Recent research dispels common misconceptions about keeping sensitive data safe.
Every day, contact centers all over the world use cloud platforms to successfully provide an efficient, seamless experience for their customers. As they lead the contact center industry into the future, many still remain apprehensive, primarily due to concerns around data security. In fact, Call Center IQ’s “2016 Executive Report on Contact Center Technology” notes that 58% of contact centers are still using primarily or completely on-premises solutions, meaning far too many are simply riding their legacy platforms into the grave, and they’re doing so at their own detriment. A recent survey of IT and business executives by TrackVia found that 66% felt that legacy software was hindering growth.

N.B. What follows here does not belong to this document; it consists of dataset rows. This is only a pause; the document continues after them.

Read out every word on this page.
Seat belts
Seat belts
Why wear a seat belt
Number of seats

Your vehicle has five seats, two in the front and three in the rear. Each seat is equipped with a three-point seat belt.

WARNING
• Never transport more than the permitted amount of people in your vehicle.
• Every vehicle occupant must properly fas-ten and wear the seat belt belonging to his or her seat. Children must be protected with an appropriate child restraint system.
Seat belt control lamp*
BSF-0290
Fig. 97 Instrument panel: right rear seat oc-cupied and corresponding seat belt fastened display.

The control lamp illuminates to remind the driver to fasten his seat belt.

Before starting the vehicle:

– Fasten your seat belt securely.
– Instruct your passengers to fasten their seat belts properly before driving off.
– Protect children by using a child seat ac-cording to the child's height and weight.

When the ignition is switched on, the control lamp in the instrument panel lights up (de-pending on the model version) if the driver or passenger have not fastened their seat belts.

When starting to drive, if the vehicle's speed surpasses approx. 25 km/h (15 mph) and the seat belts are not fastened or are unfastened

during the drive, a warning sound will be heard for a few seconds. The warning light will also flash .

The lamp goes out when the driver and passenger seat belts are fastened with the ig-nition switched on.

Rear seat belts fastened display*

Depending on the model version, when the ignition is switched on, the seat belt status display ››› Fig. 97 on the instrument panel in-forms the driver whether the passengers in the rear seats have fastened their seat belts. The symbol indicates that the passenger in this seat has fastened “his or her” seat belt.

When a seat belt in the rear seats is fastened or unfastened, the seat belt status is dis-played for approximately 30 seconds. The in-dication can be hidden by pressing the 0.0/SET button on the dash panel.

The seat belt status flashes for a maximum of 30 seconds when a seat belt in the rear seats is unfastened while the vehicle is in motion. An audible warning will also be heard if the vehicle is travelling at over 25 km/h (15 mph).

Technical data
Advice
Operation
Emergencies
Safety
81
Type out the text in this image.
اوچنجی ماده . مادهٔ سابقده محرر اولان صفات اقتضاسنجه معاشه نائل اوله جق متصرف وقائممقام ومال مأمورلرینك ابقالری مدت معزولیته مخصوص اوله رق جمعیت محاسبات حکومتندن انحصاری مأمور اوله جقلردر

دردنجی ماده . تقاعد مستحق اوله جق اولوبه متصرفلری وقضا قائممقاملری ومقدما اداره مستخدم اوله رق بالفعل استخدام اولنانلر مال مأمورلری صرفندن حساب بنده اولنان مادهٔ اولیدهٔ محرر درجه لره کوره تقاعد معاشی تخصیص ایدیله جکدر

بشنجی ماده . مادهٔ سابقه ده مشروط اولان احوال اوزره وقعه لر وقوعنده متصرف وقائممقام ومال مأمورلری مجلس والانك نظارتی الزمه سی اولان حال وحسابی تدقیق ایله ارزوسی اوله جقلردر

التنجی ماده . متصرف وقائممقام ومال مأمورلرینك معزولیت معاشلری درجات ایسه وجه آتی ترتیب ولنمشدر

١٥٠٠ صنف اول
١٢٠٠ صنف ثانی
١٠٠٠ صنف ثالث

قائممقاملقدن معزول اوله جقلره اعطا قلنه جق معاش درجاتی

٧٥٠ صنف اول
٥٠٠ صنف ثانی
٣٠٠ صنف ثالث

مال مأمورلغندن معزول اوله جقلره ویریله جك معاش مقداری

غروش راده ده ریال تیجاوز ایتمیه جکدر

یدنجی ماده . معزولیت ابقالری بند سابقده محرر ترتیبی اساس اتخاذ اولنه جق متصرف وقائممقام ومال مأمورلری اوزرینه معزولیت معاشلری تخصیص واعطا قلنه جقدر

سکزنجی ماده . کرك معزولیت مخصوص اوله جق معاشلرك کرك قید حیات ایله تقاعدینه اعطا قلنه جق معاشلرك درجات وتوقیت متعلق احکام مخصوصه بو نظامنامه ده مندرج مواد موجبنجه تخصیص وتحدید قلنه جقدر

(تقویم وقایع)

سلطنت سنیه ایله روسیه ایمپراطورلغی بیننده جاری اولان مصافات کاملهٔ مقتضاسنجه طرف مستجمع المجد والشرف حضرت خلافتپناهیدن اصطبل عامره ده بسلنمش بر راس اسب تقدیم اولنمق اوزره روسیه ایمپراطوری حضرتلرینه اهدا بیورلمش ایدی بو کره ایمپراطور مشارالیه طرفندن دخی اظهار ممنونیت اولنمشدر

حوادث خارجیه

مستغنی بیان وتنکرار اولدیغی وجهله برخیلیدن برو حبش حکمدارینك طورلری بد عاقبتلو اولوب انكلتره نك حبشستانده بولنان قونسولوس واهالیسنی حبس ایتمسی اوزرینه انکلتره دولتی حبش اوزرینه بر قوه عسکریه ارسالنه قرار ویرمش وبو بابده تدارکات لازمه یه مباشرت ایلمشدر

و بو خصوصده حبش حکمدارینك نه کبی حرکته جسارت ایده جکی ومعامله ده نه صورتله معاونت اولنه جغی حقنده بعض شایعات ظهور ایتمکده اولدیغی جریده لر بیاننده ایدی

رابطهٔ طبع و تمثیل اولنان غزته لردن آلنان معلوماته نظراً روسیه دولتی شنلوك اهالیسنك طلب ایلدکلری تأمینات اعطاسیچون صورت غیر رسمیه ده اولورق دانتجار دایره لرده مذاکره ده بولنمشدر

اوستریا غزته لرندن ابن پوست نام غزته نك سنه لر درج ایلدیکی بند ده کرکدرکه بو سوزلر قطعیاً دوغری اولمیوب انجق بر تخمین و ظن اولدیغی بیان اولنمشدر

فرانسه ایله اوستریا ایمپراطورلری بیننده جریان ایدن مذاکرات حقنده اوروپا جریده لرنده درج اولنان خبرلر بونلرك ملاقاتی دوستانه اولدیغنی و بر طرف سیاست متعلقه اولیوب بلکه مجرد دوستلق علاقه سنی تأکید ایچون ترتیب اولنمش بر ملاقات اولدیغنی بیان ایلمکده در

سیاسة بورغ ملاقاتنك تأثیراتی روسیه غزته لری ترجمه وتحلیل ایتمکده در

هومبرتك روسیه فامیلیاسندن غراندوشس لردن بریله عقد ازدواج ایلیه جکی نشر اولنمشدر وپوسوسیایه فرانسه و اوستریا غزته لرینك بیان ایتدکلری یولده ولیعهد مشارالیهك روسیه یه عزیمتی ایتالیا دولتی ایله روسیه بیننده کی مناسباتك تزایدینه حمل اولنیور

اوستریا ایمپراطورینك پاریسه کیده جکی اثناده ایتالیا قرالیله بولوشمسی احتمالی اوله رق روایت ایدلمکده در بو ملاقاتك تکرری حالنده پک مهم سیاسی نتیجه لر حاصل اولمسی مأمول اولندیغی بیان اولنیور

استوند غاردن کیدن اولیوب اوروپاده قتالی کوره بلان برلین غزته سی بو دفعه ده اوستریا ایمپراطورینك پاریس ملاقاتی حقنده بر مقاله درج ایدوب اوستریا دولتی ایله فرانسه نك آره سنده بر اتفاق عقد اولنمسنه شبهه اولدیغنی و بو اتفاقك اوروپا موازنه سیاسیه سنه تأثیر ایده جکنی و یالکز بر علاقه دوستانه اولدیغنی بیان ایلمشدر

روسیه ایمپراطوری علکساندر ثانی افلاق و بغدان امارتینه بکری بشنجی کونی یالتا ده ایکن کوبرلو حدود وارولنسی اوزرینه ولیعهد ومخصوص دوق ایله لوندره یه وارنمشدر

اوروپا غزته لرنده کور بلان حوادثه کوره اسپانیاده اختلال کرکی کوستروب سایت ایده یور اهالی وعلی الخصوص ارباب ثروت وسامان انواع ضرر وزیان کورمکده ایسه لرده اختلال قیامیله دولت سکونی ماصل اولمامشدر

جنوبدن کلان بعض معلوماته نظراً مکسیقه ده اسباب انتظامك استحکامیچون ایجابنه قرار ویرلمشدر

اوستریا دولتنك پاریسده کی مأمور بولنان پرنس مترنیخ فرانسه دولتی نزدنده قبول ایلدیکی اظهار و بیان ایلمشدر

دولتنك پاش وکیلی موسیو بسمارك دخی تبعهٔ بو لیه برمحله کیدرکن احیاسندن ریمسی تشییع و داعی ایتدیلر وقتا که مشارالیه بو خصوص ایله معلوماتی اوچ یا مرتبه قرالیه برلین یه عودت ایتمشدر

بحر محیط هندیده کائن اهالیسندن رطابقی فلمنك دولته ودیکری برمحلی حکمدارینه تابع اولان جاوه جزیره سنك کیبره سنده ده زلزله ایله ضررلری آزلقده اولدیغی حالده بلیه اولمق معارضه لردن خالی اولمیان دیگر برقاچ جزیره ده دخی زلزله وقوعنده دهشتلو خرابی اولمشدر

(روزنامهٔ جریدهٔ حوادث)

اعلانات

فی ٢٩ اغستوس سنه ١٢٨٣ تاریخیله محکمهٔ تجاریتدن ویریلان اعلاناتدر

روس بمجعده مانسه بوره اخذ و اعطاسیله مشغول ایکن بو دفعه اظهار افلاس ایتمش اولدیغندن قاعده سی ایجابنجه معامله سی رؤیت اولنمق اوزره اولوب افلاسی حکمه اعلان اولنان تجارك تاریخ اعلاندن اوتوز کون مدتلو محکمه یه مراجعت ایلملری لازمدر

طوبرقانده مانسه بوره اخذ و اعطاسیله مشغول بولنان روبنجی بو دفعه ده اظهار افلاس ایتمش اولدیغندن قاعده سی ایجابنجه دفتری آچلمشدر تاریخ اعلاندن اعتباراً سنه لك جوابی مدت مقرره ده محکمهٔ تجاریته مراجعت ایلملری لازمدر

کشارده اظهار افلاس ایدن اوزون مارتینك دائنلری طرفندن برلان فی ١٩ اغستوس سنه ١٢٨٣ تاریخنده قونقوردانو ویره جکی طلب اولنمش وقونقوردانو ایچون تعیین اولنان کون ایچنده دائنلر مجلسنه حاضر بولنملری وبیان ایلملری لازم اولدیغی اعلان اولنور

Organizations are terrified of experiencing a data breach, and they are willing to trade their agility and growth potential in order to achieve a perceived sense of security. However, what most brands don’t realize is that many of the objections about cloud security are more myth than truth. While fear of moving to the cloud holds skeptics back, those who have migrated to the cloud are quietly capitalizing on a massive customer and employee experience opportunity. Following are the top three security myths about moving the contact center to the cloud.
Myth #1: Control Equals Security
One of the biggest myths surrounding cloud data safety is the concept of control. The traditional IT mantra is that greater control equals greater security, meaning data and systems should ideally be stored onsite. However, threats to data security can come from anywhere, including inside the walls of the organization. Research by McAfee shows that internal employees, including administrators and managers, are the root cause of approximately half of all data loss. Whether accidental or intentional, storing data on-premises does little to keeping data truly protected.
With cloud-based solutions, both infrastructure and applications can help hedge against malicious or negligent activity by internal sources. Application-specific authentication and access privileges allow cloud-based platforms to mitigate the risk of theft or credential sharing, which makes it infinitely more difficult for company employees to locate and access sensitive data. This type of authentication also helps reduce privilege abuse, such as when a malicious insider with broad-reaching credentials, like a system administrator, uses privileges to access large stores of data and pilfer information. In addition, many cloud service providers have analytics systems in place to monitor for suspicious activity, placing yet another layer of security on top of platforms.
Myth #2: The Cloud Is Wrought with Security Breaches
Another misconception about the cloud is that it is, by its very nature, riddled with hidden or unforeseeable security vulnerabilities. This perception was actually created and perpetuated by a rise in general cybersecurity threats and data breaches approximately 10 years ago. It’s no secret that in the past decade security breaches have grown by nearly 500% in the United States alone. In addition, 60% of companies will experience a breach at some point (Forrester, “Planning For Failure: How To Survive A Breach”). But, what many contact centers fail to realize is that these threats are not indicative of a flaw in cloud security, but rather an influx of attacks on an ever-growing pool of valuable data. It was never because of the cloud and, as it turns out, moving data to the cloud actually improves an organization’s security outlook compared to keeping it on outdated, in-house systems.
Myth #3: My On-Premises, Legacy Solution Is Safer
Although many IT departments still view on-premises as the epitome of data safety and security, the reality is most legacy contact center systems were designed before the age of digital productivity and cyber threats. They weren’t made for the way people and departments work today, and while they may succeed in appearing truly integrated, they are actually just a shoddy patchwork of systems that have been pieced together, resulting in very noticeable gaps in security.
On the other hand, cloud infrastructure is designed around productivity and integration, which means advanced encryption of all data, whether it’s in transit or at rest, and between apps, networks and users. With application-level security, contact centers can take a granular approach to access control, and no one person has complete and total system access. This granular control also gives greater visibility into the system by tracking both data movement and users, which allows organizations to help identify changes or abnormalities, monitor situations, and subsequently shut down threats before they become full-blown attacks.
Just as contact center agents specialize in products or services, so do cloud vendors when it comes to keeping cloud-based systems safe. The majority of vendors utilize Amazon Web Services, Microsoft Azure, or Google Cloud, and these are brands that have built their reputation on maintaining a secure infrastructure. This caliber of security goes far beyond the capabilities of one single enterprise, and contact centers will soon come to realize what the majority of other organizations already know: Cloud-based solutions give affordable access to flexible systems that accommodate the needs of the modern workforce to help organizations grow, and they do so with sophisticated levels of cybersecurity to ensure that sensitive data remains safe and free from attacks.